Food and Climate Change: time to eat less meat. IPCC has been giving this message for a long time and its earlier estimates are now seen to have underplayed the challenge of biomethane from livestock. Its funny how any analysis which says things aren’t quite so bad (for example publicity earlier this month suggesting that 1.5 degree warming might still just be achievable) gets headline news along ‘climate change is overplayed’ lines but studies like this one get far less publicity.
“Global methane emissions from agriculture are larger than estimated due to the previous use of out-of-date data on carbon emissions generated by livestock, according to a study published in the open access journal Carbon Balance and Management.
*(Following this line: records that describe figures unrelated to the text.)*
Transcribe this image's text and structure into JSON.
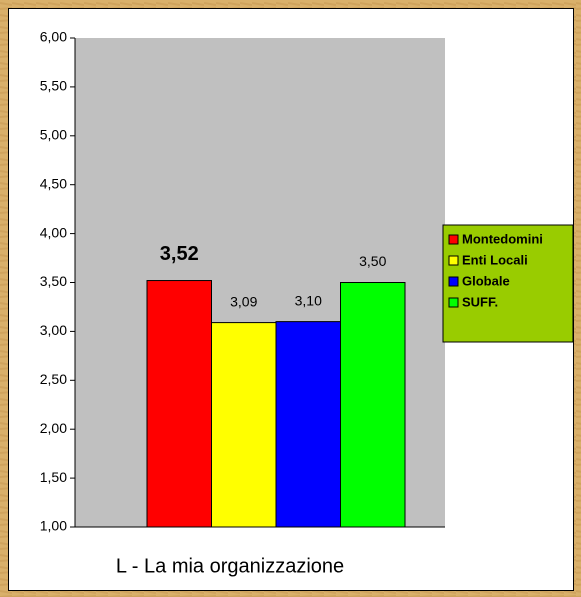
{
  "chart_data": {
    "type": "bar",
    "categories": [
      "L - La mia organizzazione"
    ],
    "series": [
      {
        "name": "Montedomini",
        "color": "#ff0000",
        "values": [
          3.52
        ],
        "value_labels": [
          "3,52"
        ]
      },
      {
        "name": "Enti Locali",
        "color": "#ffff00",
        "values": [
          3.09
        ],
        "value_labels": [
          "3,09"
        ]
      },
      {
        "name": "Globale",
        "color": "#0000ff",
        "values": [
          3.1
        ],
        "value_labels": [
          "3,10"
        ]
      },
      {
        "name": "SUFF.",
        "color": "#00ff00",
        "values": [
          3.5
        ],
        "value_labels": [
          "3,50"
        ]
      }
    ],
    "ylim": [
      1,
      6
    ],
    "yticks": [
      {
        "value": 1,
        "label": "1,00"
      },
      {
        "value": 1.5,
        "label": "1,50"
      },
      {
        "value": 2,
        "label": "2,00"
      },
      {
        "value": 2.5,
        "label": "2,50"
      },
      {
        "value": 3,
        "label": "3,00"
      },
      {
        "value": 3.5,
        "label": "3,50"
      },
      {
        "value": 4,
        "label": "4,00"
      },
      {
        "value": 4.5,
        "label": "4,50"
      },
      {
        "value": 5,
        "label": "5,00"
      },
      {
        "value": 5.5,
        "label": "5,50"
      },
      {
        "value": 6,
        "label": "6,00"
      }
    ],
    "legend": "right",
    "plot_background": "#c0c0c0",
    "legend_background": "#99cc00"
  }
}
In a project sponsored by the U.S. National Aeronautics and Space Administration’s (NASA) Carbon Monitoring System research initiative, researchers from the Joint Global Change Research Institute (JGCRI) found that global livestock methane (CH4) emissions for 2011 are 11% higher than the estimates based on guidelines provided by the Intergovernmental Panel on Climate Change (IPCC) in 2006. This encompasses an 8.4% increase in CH4 from enteric fermentation (digestion) in dairy cows and other cattle and a 36.7% increase in manure management CH4 compared to IPCC-based estimates. Revised manure management CH4 emissions estimates for 2011 in the US from this study were 71.8% higher than IPPC-based estimates.”